Monastery on the way to Tarragona, Spain

IES took Rabia’s group on to visit Tarragona where they stopped at monastery along the way and she was able to capture a great moment.

What important tips can you give to future participants of the Barcelona program?

Things WILL go wrong. Your experience depends on how you deal with adversity. You can choose to be upset or you can choose to let go and keep moving forward.

Also, learn to let go. Deactivate your social media, or make a new account so you can connect with people only on your study abroad journey. You have a chance to start fresh, so try to minimize distractions from back home. Life back home will keep moving forward, so it’s in your best interest to stop worrying about what’s going on back home and actually be where you are.

Lastly, and maybe most importantly, make sure you listen to your heart more than you listen to other people who tell you that you can’t accomplish something. During my study abroad experience, I often decided to travel alone. I wanted time to understand myself and learn about myself without having the luxury of someone planning everything for me. When I would tell people that I was traveling alone, they often shot me down, trying to tell me that women shouldn’t travel alone, or that I didn’t know the language so it would be hard. I’m very glad I didn’t listen to them. These solo trips were a HUGE positive aspect of my experience and I’m glad I didn’t give in to the advice of people who often times didn’t know what they were talking about. But as always, safety first. Always make sure to exercise extra precaution when you’re abroad especially when alone.

When you returned home, did you find yourself experiencing reverse culture shock?
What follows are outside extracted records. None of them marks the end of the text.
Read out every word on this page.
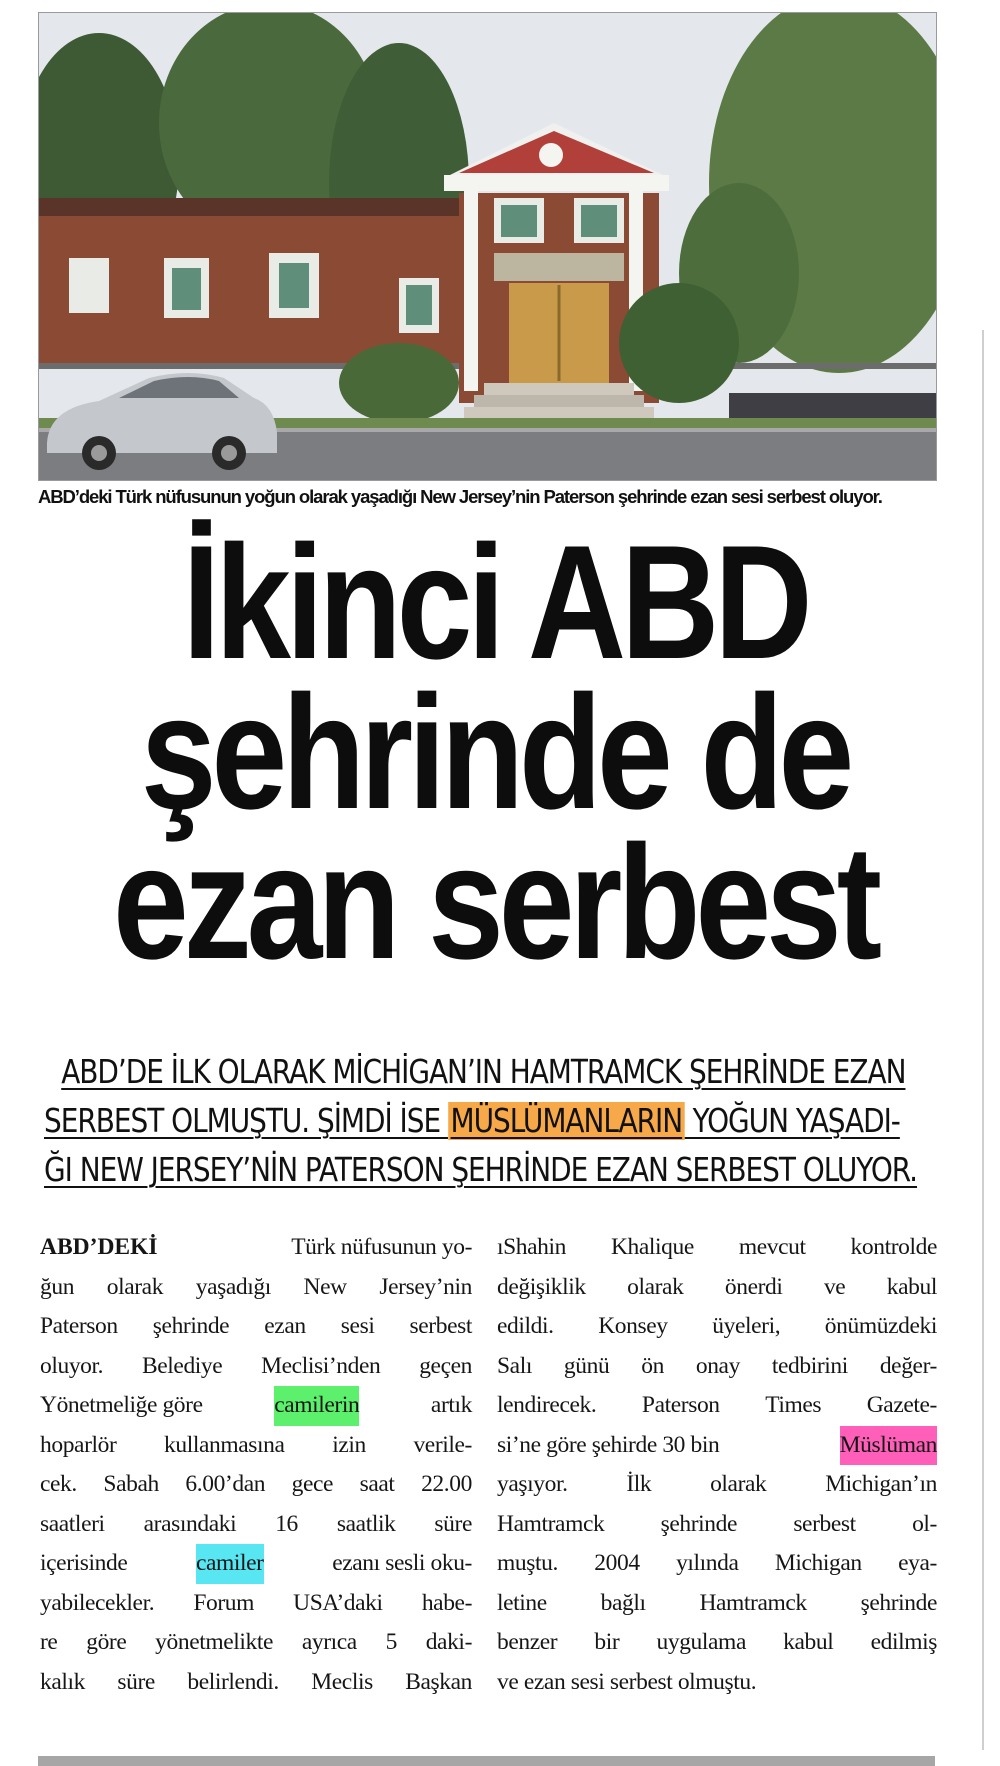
ABD’deki Türk nüfusunun yoğun olarak yaşadığı New Jersey’nin Paterson şehrinde ezan sesi serbest oluyor.
İkinci ABD
şehrinde de
ezan serbest
ABD’DE İLK OLARAK MİCHİGAN’IN HAMTRAMCK ŞEHRİNDE EZAN
SERBEST OLMUŞTU. ŞİMDİ İSE MÜSLÜMANLARIN YOĞUN YAŞADI-
ĞI NEW JERSEY’NİN PATERSON ŞEHRİNDE EZAN SERBEST OLUYOR.
ABD’DEKİ	Türk nüfusunun yo-
ğun olarak yaşadığı New Jersey’nin
Paterson şehrinde ezan sesi serbest
oluyor. Belediye Meclisi’nden geçen
Yönetmeliğe göre	camilerin	artık
hoparlör kullanmasına izin verile-
cek. Sabah 6.00’dan gece saat 22.00
saatleri arasındaki 16 saatlik süre
içerisinde	camiler	ezanı sesli oku-
yabilecekler. Forum USA’daki habe-
re göre yönetmelikte ayrıca 5 daki-
kalık süre belirlendi. Meclis Başkan
ıShahin Khalique mevcut kontrolde
değişiklik olarak önerdi ve kabul
edildi. Konsey üyeleri, önümüzdeki
Salı günü ön onay tedbirini değer-
lendirecek. Paterson Times Gazete-
si’ne göre şehirde 30 bin	Müslüman
yaşıyor.	İlk	olarak	Michigan’ın
Hamtramck şehrinde serbest ol-
muştu. 2004 yılında Michigan eya-
letine bağlı Hamtramck şehrinde
benzer bir uygulama kabul edilmiş
ve ezan sesi serbest olmuştu.
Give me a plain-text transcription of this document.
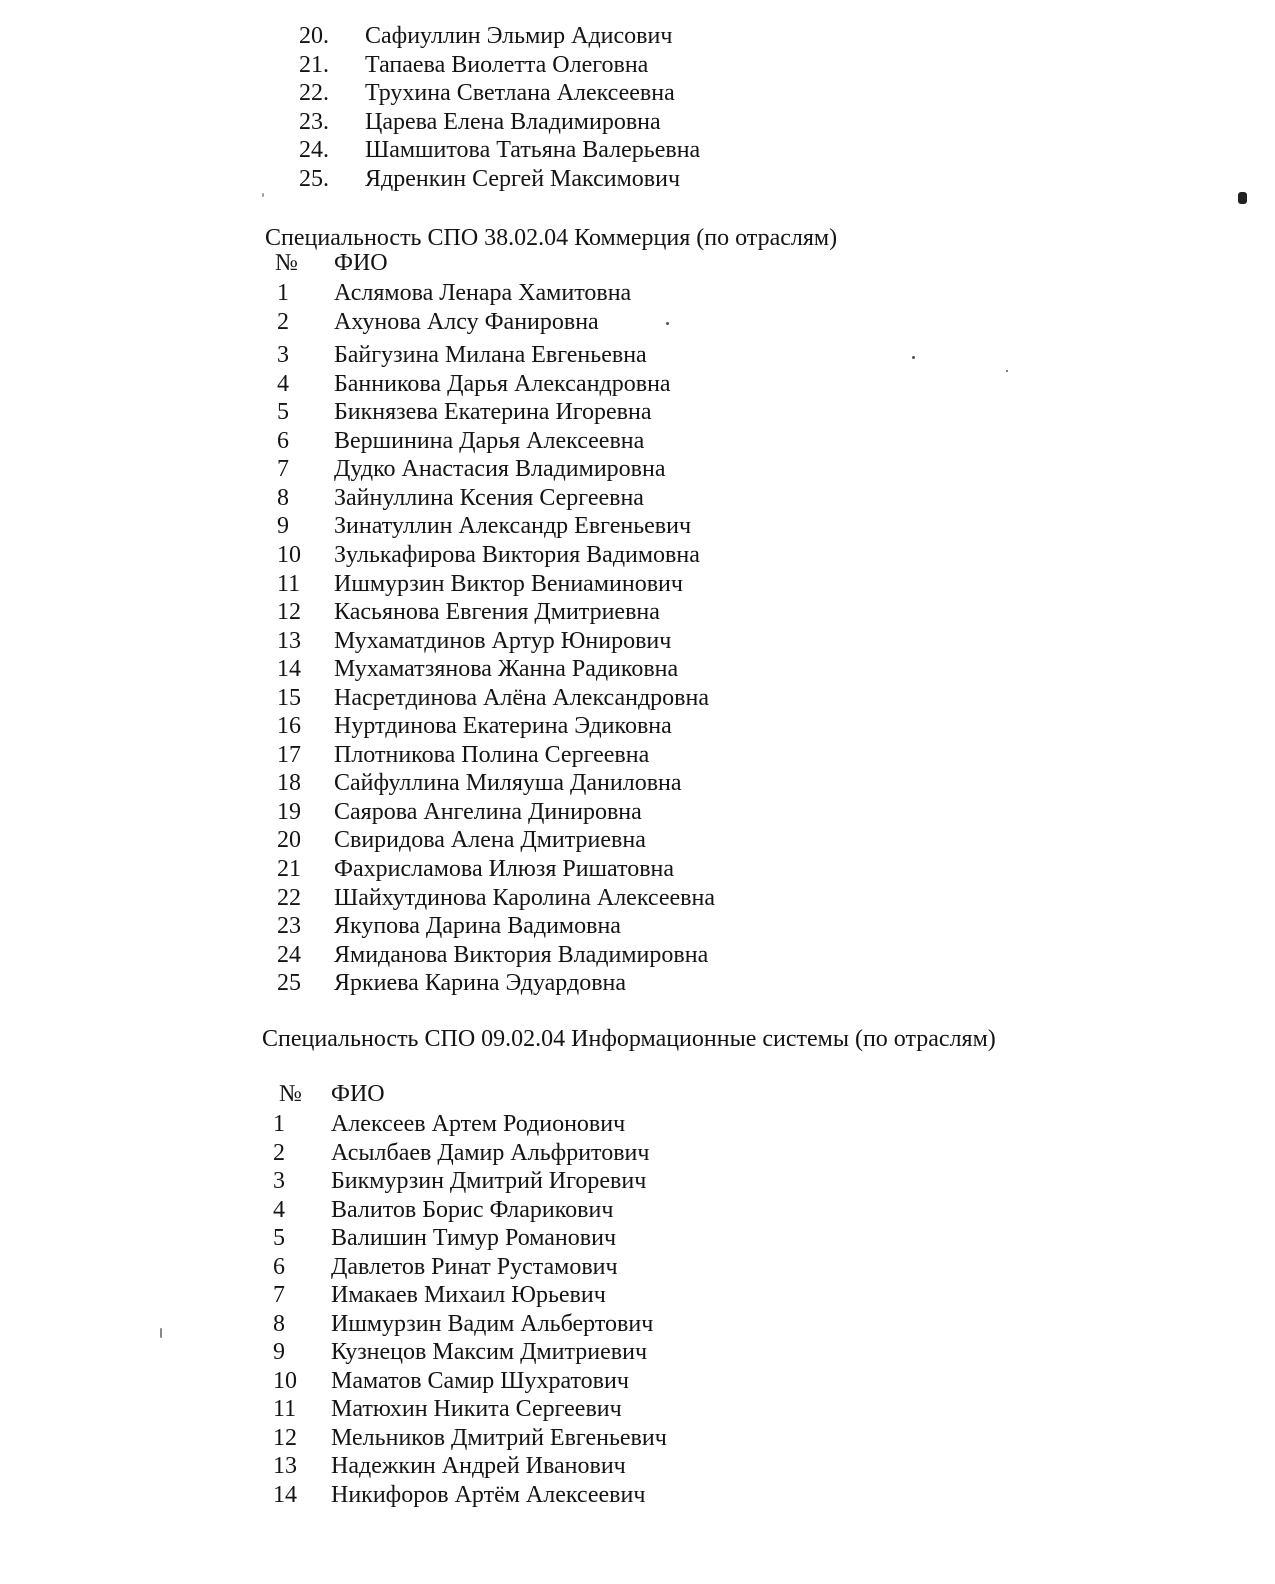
20. Сафиуллин Эльмир Адисович
21. Тапаева Виолетта Олеговна
22. Трухина Светлана Алексеевна
23. Царева Елена Владимировна
24. Шамшитова Татьяна Валерьевна
25. Ядренкин Сергей Максимович
Специальность СПО 38.02.04 Коммерция (по отраслям)
№ ФИО
1 Аслямова Ленара Хамитовна
2 Ахунова Алсу Фанировна
3 Байгузина Милана Евгеньевна
4 Банникова Дарья Александровна
5 Бикнязева Екатерина Игоревна
6 Вершинина Дарья Алексеевна
7 Дудко Анастасия Владимировна
8 Зайнуллина Ксения Сергеевна
9 Зинатуллин Александр Евгеньевич
10 Зулькафирова Виктория Вадимовна
11 Ишмурзин Виктор Вениаминович
12 Касьянова Евгения Дмитриевна
13 Мухаматдинов Артур Юнирович
14 Мухаматзянова Жанна Радиковна
15 Насретдинова Алёна Александровна
16 Нуртдинова Екатерина Эдиковна
17 Плотникова Полина Сергеевна
18 Сайфуллина Миляуша Даниловна
19 Саярова Ангелина Динировна
20 Свиридова Алена Дмитриевна
21 Фахрисламова Илюзя Ришатовна
22 Шайхутдинова Каролина Алексеевна
23 Якупова Дарина Вадимовна
24 Ямиданова Виктория Владимировна
25 Яркиева Карина Эдуардовна
Специальность СПО 09.02.04 Информационные системы (по отраслям)
№ ФИО
1 Алексеев Артем Родионович
2 Асылбаев Дамир Альфритович
3 Бикмурзин Дмитрий Игоревич
4 Валитов Борис Фларикович
5 Валишин Тимур Романович
6 Давлетов Ринат Рустамович
7 Имакаев Михаил Юрьевич
8 Ишмурзин Вадим Альбертович
9 Кузнецов Максим Дмитриевич
10 Маматов Самир Шухратович
11 Матюхин Никита Сергеевич
12 Мельников Дмитрий Евгеньевич
13 Надежкин Андрей Иванович
14 Никифоров Артём Алексеевич
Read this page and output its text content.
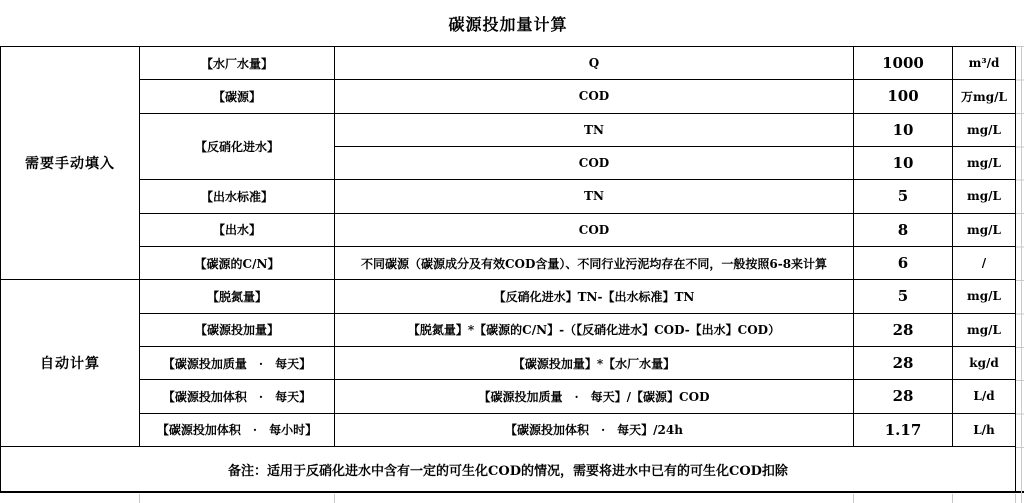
碳源投加量计算
需要手动填入
【水厂水量】	Q	1000	m³/d
【碳源】	COD	100	万mg/L
【反硝化进水】
TN	10	mg/L
COD	10	mg/L
【出水标准】	TN	5	mg/L
【出水】	COD	8	mg/L
【碳源的C/N】	不同碳源（碳源成分及有效COD含量）、不同行业污泥均存在不同，一般按照6-8来计算	6	/
自动计算
【脱氮量】	【反硝化进水】TN-【出水标准】TN	5	mg/L
【碳源投加量】	【脱氮量】*【碳源的C/N】-（【反硝化进水】COD-【出水】COD）	28	mg/L
【碳源投加质量　·　每天】	【碳源投加量】*【水厂水量】	28	kg/d
【碳源投加体积　·　每天】	【碳源投加质量　·　每天】/【碳源】COD	28	L/d
【碳源投加体积　·　每小时】	【碳源投加体积　·　每天】/24h	1.17	L/h
备注：适用于反硝化进水中含有一定的可生化COD的情况，需要将进水中已有的可生化COD扣除
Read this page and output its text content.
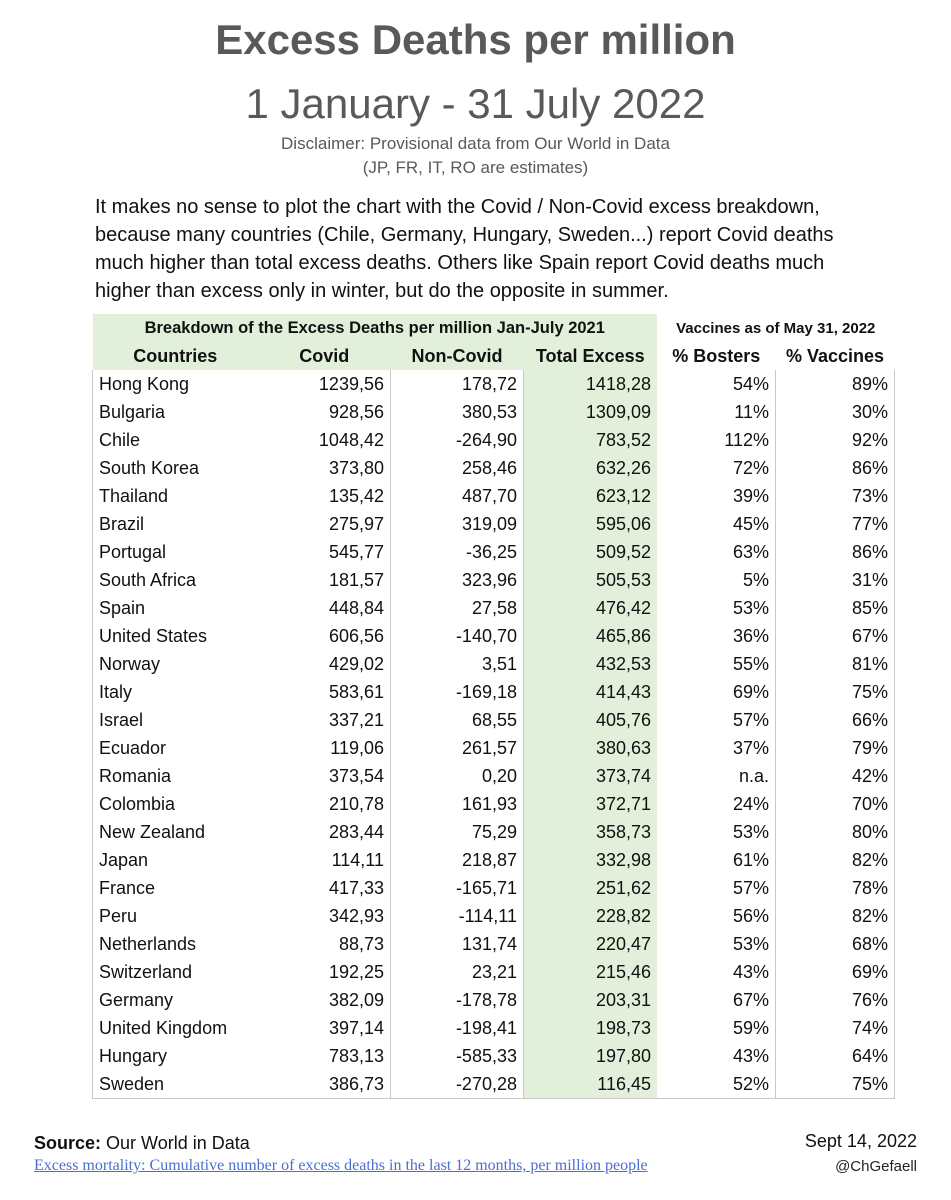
Excess Deaths per million
1 January - 31 July 2022
Disclaimer: Provisional data from Our World in Data
(JP, FR, IT, RO are estimates)
It makes no sense to plot the chart with the Covid / Non-Covid excess breakdown,
because many countries (Chile, Germany, Hungary, Sweden...) report Covid deaths
much higher than total excess deaths. Others like Spain report Covid deaths much
higher than excess only in winter, but do the opposite in summer.
Breakdown of the Excess Deaths per million Jan-July 2021				Vaccines as of May 31, 2022	
Countries	Covid	Non-Covid	Total Excess	% Bosters	% Vaccines
Hong Kong	1239,56	178,72	1418,28	54%	89%
Bulgaria	928,56	380,53	1309,09	11%	30%
Chile	1048,42	-264,90	783,52	112%	92%
South Korea	373,80	258,46	632,26	72%	86%
Thailand	135,42	487,70	623,12	39%	73%
Brazil	275,97	319,09	595,06	45%	77%
Portugal	545,77	-36,25	509,52	63%	86%
South Africa	181,57	323,96	505,53	5%	31%
Spain	448,84	27,58	476,42	53%	85%
United States	606,56	-140,70	465,86	36%	67%
Norway	429,02	3,51	432,53	55%	81%
Italy	583,61	-169,18	414,43	69%	75%
Israel	337,21	68,55	405,76	57%	66%
Ecuador	119,06	261,57	380,63	37%	79%
Romania	373,54	0,20	373,74	n.a.	42%
Colombia	210,78	161,93	372,71	24%	70%
New Zealand	283,44	75,29	358,73	53%	80%
Japan	114,11	218,87	332,98	61%	82%
France	417,33	-165,71	251,62	57%	78%
Peru	342,93	-114,11	228,82	56%	82%
Netherlands	88,73	131,74	220,47	53%	68%
Switzerland	192,25	23,21	215,46	43%	69%
Germany	382,09	-178,78	203,31	67%	76%
United Kingdom	397,14	-198,41	198,73	59%	74%
Hungary	783,13	-585,33	197,80	43%	64%
Sweden	386,73	-270,28	116,45	52%	75%
Source: Our World in Data
Excess mortality: Cumulative number of excess deaths in the last 12 months, per million people
Sept 14, 2022
@ChGefaell
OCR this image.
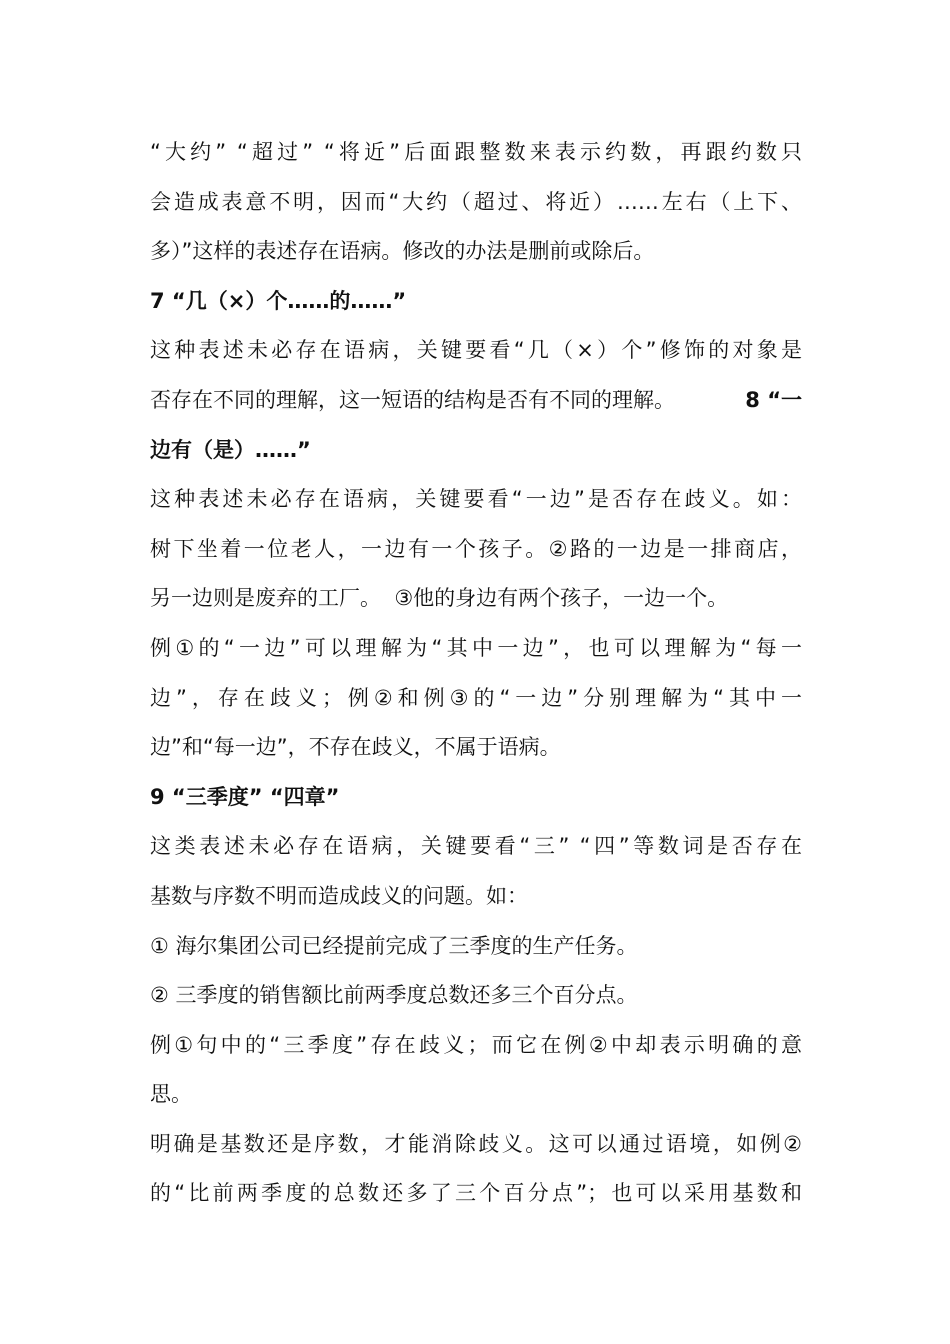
“大约” “超过” “将近”后面跟整数来表示约数，再跟约数只
会造成表意不明，因而“大约（超过、将近）……左右（上下、
多）”这样的表述存在语病。修改的办法是删前或除后。
7 “几（×）个……的……”
这种表述未必存在语病，关键要看“几（×）个”修饰的对象是
否存在不同的理解，这一短语的结构是否有不同的理解。	8 “一
边有（是）……”
这种表述未必存在语病，关键要看“一边”是否存在歧义。如：
树下坐着一位老人，一边有一个孩子。②路的一边是一排商店，
另一边则是废弃的工厂。  ③他的身边有两个孩子，一边一个。
例①的“一边”可以理解为“其中一边”，也可以理解为“每一
边”，存在歧义；例②和例③的“一边”分别理解为“其中一
边”和“每一边”，不存在歧义，不属于语病。
9 “三季度” “四章”
这类表述未必存在语病，关键要看“三” “四”等数词是否存在
基数与序数不明而造成歧义的问题。如：
① 海尔集团公司已经提前完成了三季度的生产任务。
② 三季度的销售额比前两季度总数还多三个百分点。
例①句中的“三季度”存在歧义；而它在例②中却表示明确的意
思。
明确是基数还是序数，才能消除歧义。这可以通过语境，如例②
的“比前两季度的总数还多了三个百分点”；也可以采用基数和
Yes, I experienced lots of reverse culture shock. I often find myself wondering what the obsession is in America with large items. Bigger houses, bigger cars, inefficient use of large spaces. The amount of energy consumption is mind-blowing. When I got home, I went through a phase of de-cluttering. I emptied my closet out of things I didn’t absolutely need. I am now far more aware of energy consumption. Food here in the United States is excessive in quantity and fat-usage. And maybe I’m still going through a judgmental phase, but stepping out of my bubble helped me see the areas that need major improvement.